Il boia non va in vacanza. Il vento delle Primavere arabe non è riuscito a placare i «Paesi boia», anzi: nel 2011 le esecuzioni capitali in Medioriente sono addirittura aumentate. A denunciarlo è stato Amnesty International nel suo rapporto annuale sulla pena di morte pubblicato il 27 marzo scorso. Pur mostrando come i Paesi che hanno fatto ricorso alla pena capitale siano diminuiti di oltre un terzo rispetto al decennio scorso, lo studio riporta dati allarmanti, in crescita rispetto al 2010. Decapitati, impiccati, fucilati o uccisi da un’iniezione letale: così sono morte almeno 676 persone nel corso del 2011. A queste vanno sommate le esecuzioni effettuate in Cina: una cifra difficile da definire visto che le autorità locali ritengono il numero dei condannati sul proprio territorio un segreto di Stato.

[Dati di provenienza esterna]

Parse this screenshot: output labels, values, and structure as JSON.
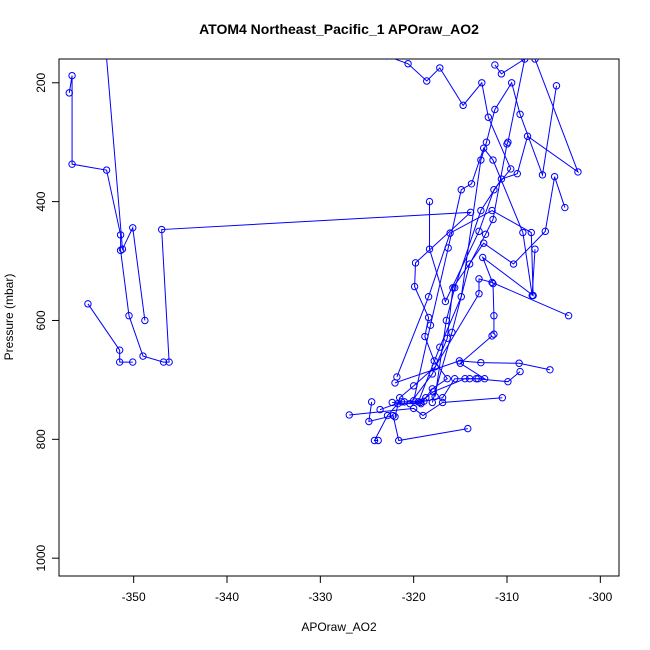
{
  "chart_data": {
    "type": "line",
    "title": "ATOM4 Northeast_Pacific_1 APOraw_AO2",
    "xlabel": "APOraw_AO2",
    "ylabel": "Pressure (mbar)",
    "xlim": [
      -358,
      -298
    ],
    "ylim": [
      1030,
      160
    ],
    "y_reversed": true,
    "grid": false,
    "x_ticks": [
      -350,
      -340,
      -330,
      -320,
      -310,
      -300
    ],
    "y_ticks": [
      200,
      400,
      600,
      800,
      1000
    ],
    "marker": "open-circle",
    "line_color": "#0000ff",
    "series": [
      {
        "points": [
          [
            -356.9,
            217
          ],
          [
            -356.6,
            188
          ],
          [
            -356.6,
            337
          ],
          [
            -352.9,
            347
          ],
          [
            -351.4,
            456
          ],
          [
            -351.4,
            482
          ],
          [
            -350.5,
            592
          ],
          [
            -349.0,
            660
          ],
          [
            -346.8,
            670
          ],
          [
            -346.2,
            670
          ],
          [
            -347.0,
            447
          ],
          [
            -313.9,
            418
          ],
          [
            -319.8,
            503
          ],
          [
            -319.9,
            543
          ],
          [
            -318.4,
            595
          ],
          [
            -318.8,
            627
          ],
          [
            -317.8,
            668
          ],
          [
            -316.4,
            698
          ],
          [
            -318.0,
            715
          ],
          [
            -319.2,
            740
          ],
          [
            -321.7,
            740
          ],
          [
            -322.8,
            760
          ],
          [
            -324.2,
            802
          ],
          [
            -323.8,
            802
          ]
        ]
      },
      {
        "points": [
          [
            -354.9,
            572
          ],
          [
            -351.5,
            650
          ],
          [
            -351.5,
            670
          ],
          [
            -350.1,
            670
          ]
        ]
      },
      {
        "points": [
          [
            -353.0,
            140
          ],
          [
            -351.2,
            480
          ],
          [
            -350.1,
            444
          ],
          [
            -348.8,
            600
          ]
        ]
      },
      {
        "points": [
          [
            -324.5,
            737
          ],
          [
            -324.8,
            770
          ],
          [
            -322.2,
            760
          ],
          [
            -321.6,
            802
          ],
          [
            -314.2,
            782
          ]
        ]
      },
      {
        "points": [
          [
            -326.9,
            759
          ],
          [
            -320.0,
            748
          ],
          [
            -319.0,
            760
          ],
          [
            -316.9,
            738
          ],
          [
            -310.5,
            730
          ]
        ]
      },
      {
        "points": [
          [
            -322.3,
            738
          ],
          [
            -321.0,
            737
          ],
          [
            -318.9,
            736
          ],
          [
            -316.9,
            730
          ],
          [
            -315.6,
            698
          ],
          [
            -314.0,
            698
          ],
          [
            -313.1,
            698
          ],
          [
            -312.4,
            698
          ],
          [
            -315.0,
            672
          ],
          [
            -311.6,
            626
          ]
        ]
      },
      {
        "points": [
          [
            -322.0,
            705
          ],
          [
            -315.1,
            668
          ],
          [
            -312.8,
            671
          ],
          [
            -308.7,
            672
          ],
          [
            -305.4,
            683
          ]
        ]
      },
      {
        "points": [
          [
            -322.0,
            762
          ],
          [
            -321.5,
            730
          ],
          [
            -320.0,
            710
          ],
          [
            -317.7,
            678
          ],
          [
            -313.0,
            555
          ],
          [
            -313.0,
            530
          ],
          [
            -311.6,
            536
          ],
          [
            -303.4,
            592
          ]
        ]
      },
      {
        "points": [
          [
            -321.8,
            695
          ],
          [
            -318.4,
            560
          ],
          [
            -316.1,
            453
          ],
          [
            -311.6,
            415
          ],
          [
            -307.4,
            452
          ],
          [
            -307.2,
            558
          ],
          [
            -312.6,
            494
          ],
          [
            -311.5,
            538
          ],
          [
            -311.4,
            592
          ],
          [
            -311.4,
            623
          ]
        ]
      },
      {
        "points": [
          [
            -320.4,
            740
          ],
          [
            -318.0,
            690
          ],
          [
            -316.4,
            630
          ],
          [
            -315.8,
            545
          ],
          [
            -312.5,
            470
          ],
          [
            -309.3,
            505
          ],
          [
            -305.9,
            450
          ],
          [
            -304.9,
            358
          ],
          [
            -303.8,
            410
          ]
        ]
      },
      {
        "points": [
          [
            -320.0,
            735
          ],
          [
            -318.2,
            608
          ],
          [
            -316.3,
            478
          ],
          [
            -314.9,
            380
          ],
          [
            -313.8,
            370
          ],
          [
            -312.5,
            310
          ],
          [
            -311.5,
            330
          ],
          [
            -308.3,
            452
          ],
          [
            -307.3,
            558
          ],
          [
            -307.0,
            480
          ]
        ]
      },
      {
        "points": [
          [
            -319.5,
            737
          ],
          [
            -317.2,
            645
          ],
          [
            -314.9,
            560
          ],
          [
            -312.8,
            330
          ],
          [
            -312.2,
            300
          ],
          [
            -311.3,
            245
          ],
          [
            -309.5,
            200
          ],
          [
            -308.6,
            253
          ],
          [
            -306.2,
            355
          ],
          [
            -304.7,
            205
          ]
        ]
      },
      {
        "points": [
          [
            -318.0,
            738
          ],
          [
            -315.9,
            620
          ],
          [
            -314.0,
            505
          ],
          [
            -312.3,
            455
          ],
          [
            -311.5,
            430
          ],
          [
            -310.0,
            303
          ],
          [
            -309.9,
            300
          ],
          [
            -308.1,
            160
          ],
          [
            -310.6,
            185
          ],
          [
            -311.3,
            170
          ]
        ]
      },
      {
        "points": [
          [
            -317.7,
            728
          ],
          [
            -316.5,
            600
          ],
          [
            -315.6,
            545
          ],
          [
            -312.8,
            415
          ],
          [
            -310.6,
            362
          ],
          [
            -308.9,
            353
          ],
          [
            -307.8,
            290
          ],
          [
            -302.4,
            350
          ],
          [
            -307.0,
            160
          ]
        ]
      },
      {
        "points": [
          [
            -318.3,
            400
          ],
          [
            -318.3,
            480
          ],
          [
            -316.6,
            568
          ],
          [
            -313.0,
            450
          ],
          [
            -311.4,
            380
          ],
          [
            -309.6,
            345
          ],
          [
            -312.0,
            258
          ],
          [
            -312.7,
            200
          ],
          [
            -314.7,
            238
          ],
          [
            -317.2,
            175
          ],
          [
            -318.6,
            197
          ],
          [
            -320.6,
            168
          ],
          [
            -322.9,
            155
          ]
        ]
      },
      {
        "points": [
          [
            -323.6,
            750
          ],
          [
            -321.3,
            737
          ],
          [
            -319.3,
            738
          ],
          [
            -318.7,
            730
          ],
          [
            -317.9,
            720
          ],
          [
            -314.5,
            698
          ],
          [
            -313.3,
            698
          ],
          [
            -309.9,
            703
          ],
          [
            -308.6,
            686
          ]
        ]
      }
    ]
  }
}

Mentre dalla Tunisia al Bahrein milioni di manifestanti scendevano in strada invocando la caduta dei loro regimi, gli apparati repressivi dei Paesi limitrofi facevano il possibile per terrorizzare i cittadini e dissuaderli dall’emulare i vicini rivoluzionari. A far salire alle stelle il numero delle condanne in Medioriente sono stati Iran e Arabia Saudita, che hanno mandato alla gogna anche cittadini accusati di reati come sodomia e stregoneria. «L'aumento delle condanne capitali in questi due Paesi giustifica, da solo, la differenza di 149 esecuzioni a livello mondiale rispetto ai dati del 2010», si legge sul rapporto. Le autorità di Teheran sarebbero responsabili della morte di almeno 360 persone, contro le 82 di Riyad. A queste si sommano le 68 condannate dell’Iraq e le 41 dello Yemen. Oltre che per rapina a mano armata e terrorismo, nei dintorni di Teheran si può finire sotto le mani del boia anche per adulterio, prostituzione, apostasia dell’Islam, stupro e omosessualità. Al di là dei numeri dichiarati, Amnesty ammette di aver ricevuto rapporti credibili nei quali si denunciano numerose esecuzioni non riconosciute, circa il doppio dei numeri ufficiali, che hanno avuto luogo sempre in Iran. Nel mese di dicembre, si sarebbe avvertita anche una «nuova ondata di condanne. Una strage di proporzioni impressionanti» che ha cercato di contenere i reati legati alla droga.

In testa alla classifica dei Paesi più crudeli si conferma la Cina, che detiene il record di esecuzioni. Pur cessando di «fornire dati basati su fonti pubbliche cinesi, poiché è probabile che sottostimino enormemente il numero effettivo delle esecuzioni», Amnesty non ha dubbi: «sono migliaia le persone messe a morte» da Pechino. Bielorussia a parte, l'Europa e lo spazio ex sovietico sono risultati esenti da esecuzioni, mentre gli Stati Uniti sono stati ancora una volta l’unico Paese americano e il solo membro del G8 a servirsi della pena capitale. Sono 43 i morti negli States, un dato recepito come un parziale successo da Suzanne Nossel, direttrice di Amnesty a Washington. «Abbiamo fatto progressi e anche la popolarità della pena di morte registra ogni giorno livelli più bassi». L’Illinois è diventato il sedicesimo Stato abolizionista e, rispetto al 2001, le condanne a morte sono dimezzate.

Altri dati inducono all’ottimismo. Per la prima volta in diciannove anni, in Giappone e a Singapore non sono state registrate esecuzioni. «Dibattiti pubblici sulla pena di morte e la sua abolizione sono stati tenuti in Paesi come Cina, Corea del Sud, Malesia e Taiwan». La Sierra Leone ha istituito una moratoria ufficiale sulle esecuzioni ed è confermato che un documento simile è stato adottato in Nigeria. Anche se nel 2011 il trend verso l'abolizione della pena di morte ha segnato passi concreti e significativi, ai governanti che continuano a ricorrere alla pena capitale Amnesty parla chiaro: «Non siete al passo col resto del mondo. È tempo che prendiate iniziative per porre fine alla più crudele, disumana e degradante delle punizioni».